3.2. Die Vorinstanz weist die Abzüge für die Säule 3a objektmässig dem schweizerischen Einkommen zu. Sie geht davon aus, dass die Abzüge zwar unter dem Titel "allgemeine Abzüge" aufgeführt werden, aber einen engen Bezug zu einem Erwerbseinkommen aufweisen, da nur Erwerbstätige sie leisten können. Sie seien daher wie Gewinnungskosten zu verlegen und objektmässig dem gleichen Steuerdomizil zuzuweisen wie die entsprechenden Einkünfte. Deshalb sei der gesamte Abzug auf die schweizerischen Einkommensbestandteile zu verlegen.
 
3.3. Der Beschwerdeführer stimmt zu, dass die Beiträge an die Säule 3a einen engen Bezug zum Erwerbseinkommen aufweisen und dass sie objektmässig dem gleichen Steuerdomizil zuzuweisen sind wie die entsprechenden Einkünfte. Das Verwaltungsgericht lasse aber ausser Betracht, dass im vorliegenden Fall das Einkommen teilweise Frankreich zur Besteuerung zugewiesen werde. Deshalb seien auch die Beiträge an die Säule 3a proportional im Verhältnis zu den in der Schweiz und in Frankreich steuerbaren Erwerbseinkünften zu verlegen.
 
 I. DBG
 
4.
 
4.1. Gemäss Art. 6 Abs. 1 DBG ist die Steuerpflicht bei persönlicher Zugehörigkeit unbeschränkt, wobei sie sich nicht auf Geschäftsbetriebe, Betriebsstätten und Grundstücke im Ausland erstreckt. Die Abgrenzung der Steuerpflicht für Geschäftsbetriebe, Betriebsstätten und Grundstücke erfolgt gemäss Art. 6 Abs. 3 DBG im Verhältnis zum Ausland nach den Grundsätzen des Bundesrechts über das Verbot der interkantonalen Doppelbesteuerung; Auslandsverluste sind, abgesehen von einer vorliegend nicht relevanten Regelung betreffend Verluste aus ausländischen Betriebsstätten, ausschliesslich satzbestimmend zu berücksichtigen.
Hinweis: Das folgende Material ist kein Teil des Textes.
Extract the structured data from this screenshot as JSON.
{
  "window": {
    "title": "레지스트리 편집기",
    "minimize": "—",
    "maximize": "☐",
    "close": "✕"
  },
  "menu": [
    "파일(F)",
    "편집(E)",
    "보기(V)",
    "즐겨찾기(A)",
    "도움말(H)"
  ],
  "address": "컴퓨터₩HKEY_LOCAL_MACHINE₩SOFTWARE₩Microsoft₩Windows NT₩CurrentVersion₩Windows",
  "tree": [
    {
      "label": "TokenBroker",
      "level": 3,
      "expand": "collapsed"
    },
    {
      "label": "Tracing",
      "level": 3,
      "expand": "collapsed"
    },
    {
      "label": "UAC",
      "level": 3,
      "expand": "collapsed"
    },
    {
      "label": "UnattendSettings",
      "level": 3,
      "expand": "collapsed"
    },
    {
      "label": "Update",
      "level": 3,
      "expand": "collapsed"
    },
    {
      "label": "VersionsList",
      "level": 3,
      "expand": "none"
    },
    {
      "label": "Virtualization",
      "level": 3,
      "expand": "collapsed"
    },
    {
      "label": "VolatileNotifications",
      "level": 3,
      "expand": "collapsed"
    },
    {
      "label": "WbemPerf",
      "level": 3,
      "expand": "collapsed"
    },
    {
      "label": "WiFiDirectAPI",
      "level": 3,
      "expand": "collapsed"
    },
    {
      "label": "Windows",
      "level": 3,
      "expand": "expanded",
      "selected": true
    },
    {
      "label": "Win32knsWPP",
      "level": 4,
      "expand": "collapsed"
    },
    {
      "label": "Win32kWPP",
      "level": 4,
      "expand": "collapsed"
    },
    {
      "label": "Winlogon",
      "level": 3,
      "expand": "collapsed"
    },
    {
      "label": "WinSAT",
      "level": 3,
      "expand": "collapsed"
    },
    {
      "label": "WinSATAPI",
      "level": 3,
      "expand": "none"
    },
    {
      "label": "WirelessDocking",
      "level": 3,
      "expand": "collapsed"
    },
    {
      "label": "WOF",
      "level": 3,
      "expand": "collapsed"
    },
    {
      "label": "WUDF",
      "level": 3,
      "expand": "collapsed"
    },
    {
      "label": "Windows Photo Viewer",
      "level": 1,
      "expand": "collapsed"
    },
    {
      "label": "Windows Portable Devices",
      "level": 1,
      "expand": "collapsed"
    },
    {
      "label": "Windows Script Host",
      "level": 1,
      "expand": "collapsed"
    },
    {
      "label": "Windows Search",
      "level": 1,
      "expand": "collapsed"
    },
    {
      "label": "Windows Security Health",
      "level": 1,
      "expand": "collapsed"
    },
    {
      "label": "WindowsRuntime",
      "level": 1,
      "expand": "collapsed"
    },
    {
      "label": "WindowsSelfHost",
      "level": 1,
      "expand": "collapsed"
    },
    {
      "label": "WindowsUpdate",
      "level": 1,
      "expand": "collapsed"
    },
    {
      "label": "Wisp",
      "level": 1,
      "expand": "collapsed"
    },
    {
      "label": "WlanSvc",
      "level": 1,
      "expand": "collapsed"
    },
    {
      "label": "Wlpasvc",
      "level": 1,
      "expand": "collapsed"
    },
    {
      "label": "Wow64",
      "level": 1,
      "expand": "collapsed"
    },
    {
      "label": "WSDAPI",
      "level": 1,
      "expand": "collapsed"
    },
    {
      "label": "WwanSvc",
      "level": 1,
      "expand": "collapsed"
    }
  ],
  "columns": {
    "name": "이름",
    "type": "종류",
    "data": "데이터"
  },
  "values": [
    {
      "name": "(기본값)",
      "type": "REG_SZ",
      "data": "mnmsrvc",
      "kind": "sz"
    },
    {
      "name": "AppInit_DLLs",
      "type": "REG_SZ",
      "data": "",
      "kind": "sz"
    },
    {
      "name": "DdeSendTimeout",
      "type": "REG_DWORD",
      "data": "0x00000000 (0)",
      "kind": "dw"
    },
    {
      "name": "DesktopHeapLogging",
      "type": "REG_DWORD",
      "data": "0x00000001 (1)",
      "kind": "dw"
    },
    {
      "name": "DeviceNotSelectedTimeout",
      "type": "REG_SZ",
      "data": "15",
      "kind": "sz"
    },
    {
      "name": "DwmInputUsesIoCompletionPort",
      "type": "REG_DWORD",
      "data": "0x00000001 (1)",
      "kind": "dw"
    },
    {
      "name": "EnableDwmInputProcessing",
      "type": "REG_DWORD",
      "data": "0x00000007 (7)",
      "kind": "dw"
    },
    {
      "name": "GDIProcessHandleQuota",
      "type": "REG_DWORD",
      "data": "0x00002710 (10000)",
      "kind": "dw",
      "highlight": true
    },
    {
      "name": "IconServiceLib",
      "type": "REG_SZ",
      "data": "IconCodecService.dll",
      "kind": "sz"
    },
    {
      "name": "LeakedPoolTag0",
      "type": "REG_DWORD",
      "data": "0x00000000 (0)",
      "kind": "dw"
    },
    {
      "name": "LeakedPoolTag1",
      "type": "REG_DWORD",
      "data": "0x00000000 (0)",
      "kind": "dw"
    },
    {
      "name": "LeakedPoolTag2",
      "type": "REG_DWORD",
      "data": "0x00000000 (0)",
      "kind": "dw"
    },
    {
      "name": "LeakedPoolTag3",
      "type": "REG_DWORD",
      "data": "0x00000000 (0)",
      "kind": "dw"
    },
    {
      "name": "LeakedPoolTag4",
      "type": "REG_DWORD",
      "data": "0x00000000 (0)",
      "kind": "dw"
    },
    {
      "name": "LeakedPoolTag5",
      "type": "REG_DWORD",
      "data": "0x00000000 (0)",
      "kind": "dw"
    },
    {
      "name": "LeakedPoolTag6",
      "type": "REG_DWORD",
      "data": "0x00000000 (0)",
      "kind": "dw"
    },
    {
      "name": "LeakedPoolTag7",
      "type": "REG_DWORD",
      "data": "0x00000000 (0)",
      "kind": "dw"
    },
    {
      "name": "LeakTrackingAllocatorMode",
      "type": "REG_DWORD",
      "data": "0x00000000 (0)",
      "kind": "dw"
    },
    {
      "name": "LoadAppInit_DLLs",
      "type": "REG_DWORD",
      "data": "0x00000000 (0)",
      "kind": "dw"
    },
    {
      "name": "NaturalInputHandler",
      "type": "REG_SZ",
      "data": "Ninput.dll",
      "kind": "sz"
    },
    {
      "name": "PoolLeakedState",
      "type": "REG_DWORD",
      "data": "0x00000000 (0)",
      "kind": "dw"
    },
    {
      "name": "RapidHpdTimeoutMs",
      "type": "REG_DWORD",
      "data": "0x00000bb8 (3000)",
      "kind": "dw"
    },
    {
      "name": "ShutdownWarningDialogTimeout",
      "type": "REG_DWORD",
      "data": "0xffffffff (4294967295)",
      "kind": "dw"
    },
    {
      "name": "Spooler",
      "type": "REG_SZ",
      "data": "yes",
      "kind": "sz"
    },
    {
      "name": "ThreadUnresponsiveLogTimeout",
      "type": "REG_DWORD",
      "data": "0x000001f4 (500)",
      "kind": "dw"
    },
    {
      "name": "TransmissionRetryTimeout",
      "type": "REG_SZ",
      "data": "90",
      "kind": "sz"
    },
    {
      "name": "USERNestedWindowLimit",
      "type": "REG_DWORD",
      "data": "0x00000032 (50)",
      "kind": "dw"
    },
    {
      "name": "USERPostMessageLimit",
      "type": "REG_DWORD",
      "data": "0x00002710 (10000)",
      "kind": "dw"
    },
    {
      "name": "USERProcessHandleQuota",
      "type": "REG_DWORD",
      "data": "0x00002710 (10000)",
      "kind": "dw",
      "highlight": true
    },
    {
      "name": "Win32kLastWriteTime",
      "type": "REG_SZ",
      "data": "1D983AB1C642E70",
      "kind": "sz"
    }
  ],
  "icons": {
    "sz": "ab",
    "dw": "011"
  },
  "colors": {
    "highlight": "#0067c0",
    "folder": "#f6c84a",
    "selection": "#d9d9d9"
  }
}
Vorbehalten bleiben die in Doppelbesteuerungsabkommen enthaltenen Regelungen. Nach Art. 7 Abs. 1 DBG entrichten natürliche Personen, die nur für einen Teil ihres Einkommens in der Schweiz steuerpflichtig sind, die Steuer für die in der Schweiz steuerbaren Werte nach dem Steuersatz, der ihrem gesamten Einkommen entspricht. Die genannten Artikel definieren somit den Umfang der Steuerpflicht und die Bestimmung des anwendbaren Steuersatzes. Sie enthalten jedoch - abgesehen von der vorliegend nicht relevanten Regelung betreffend Geschäftsbetriebe, Betriebsstätten und Grundstücke sowie Verlusten in Art. 6 Abs. 3 DBG - keine eigenen Ausführungen dazu, wie das steuerbare Einkommen zu ermitteln ist.
 
4.2. Zur Ermittlung des Reineinkommens werden gemäss Art. 25 DBG von den gesamten steuerbaren Einkünften die Aufwendungen und allgemeinen Abzüge nach den Artikeln 26 - 33a abgezogen. Vom so bestimmten (Rein-) Einkommen werden sodann zur Ermittlung des steuerbaren Einkommens die Sozialabzüge nach Art. 35 DBG vorgenommen. Gestützt auf diese Bestimmungen werden nach Lehre und Rechtsprechung die zulässigen Abzüge unterteilt in die zur Einkommenserzielung notwendigen Aufwendungen (organische Abzüge oder Gewinnungskosten genannt), in die allgemeinen Abzüge (d.h. Abzüge für besondere Aufwendungen; auch anorganische Abzüge genannt) und Sozialabzüge (d.h. Abzüge für bestimmte Verhältnisse; auch Freibeträge genannt). Für die Verlegung von Abzügen im internationalen Verhältnis enthält das DBG eine explizite Regelung betreffend die Sozialabzüge: Gemäss Art. 35 Abs. 3 bzw. aArt. 213 Abs. 3 DBG werden die Sozialabzüge bei teilweiser Steuerpflicht anteilsmässig gewährt. Dies bedeutet u.a., dass im Rahmen einer internationalen Steuerausscheidung eine Aufteilung und Zuordnung der Sozialabzüge nach Massgabe des in der Schweiz steuerpflichtigen (Netto-) Einkommens im Verhältnis zum gesamten (Netto-) Einkommen, jeweils vor Abzug der Sozialabzüge, zu erfolgen hat. Für die organischen Abzüge und die allgemeinen Abzüge fehlen explizite Regelungen im Gesetz. In Lehre und Rechtsprechung unbestritten ist jedoch bezüglich der organischen Abzüge, dass das ausländische Einkommen beziehungsweise Vermögen nach Abzug der darauf entfallenden Gewinnungskosten freizustellen ist (vgl. MADELEINE SIMONEK, in: Martin Zweifel/Michael Beusch/René Matteotti [Hrsg.], Kommentar zum Schweizerischen Steuerrecht, Internationales Steuerrecht, 2015, N. 83 zu Art. 23 A, B OECD-MA). Die sachliche Begründung hierfür liegt im Umstand, dass die fraglichen Aufwendungen ganz konkret dazu beitrugen, das entsprechende Einkommen zu erzielen. Es wäre daher falsch, diese Aufwendungen anders zu verlegen und von Einkommensteilen in Abzug zu bringen, zu denen sie keinen sachlichen Konnex haben, bzw. Einkommensteile durch Nichtberücksichtigung der notwendigen organischen Abzüge übermässig zu besteuern (zum Ganzen: Urteil 2C_1154/2013 vom 26. Juni 2015 E. 3.3).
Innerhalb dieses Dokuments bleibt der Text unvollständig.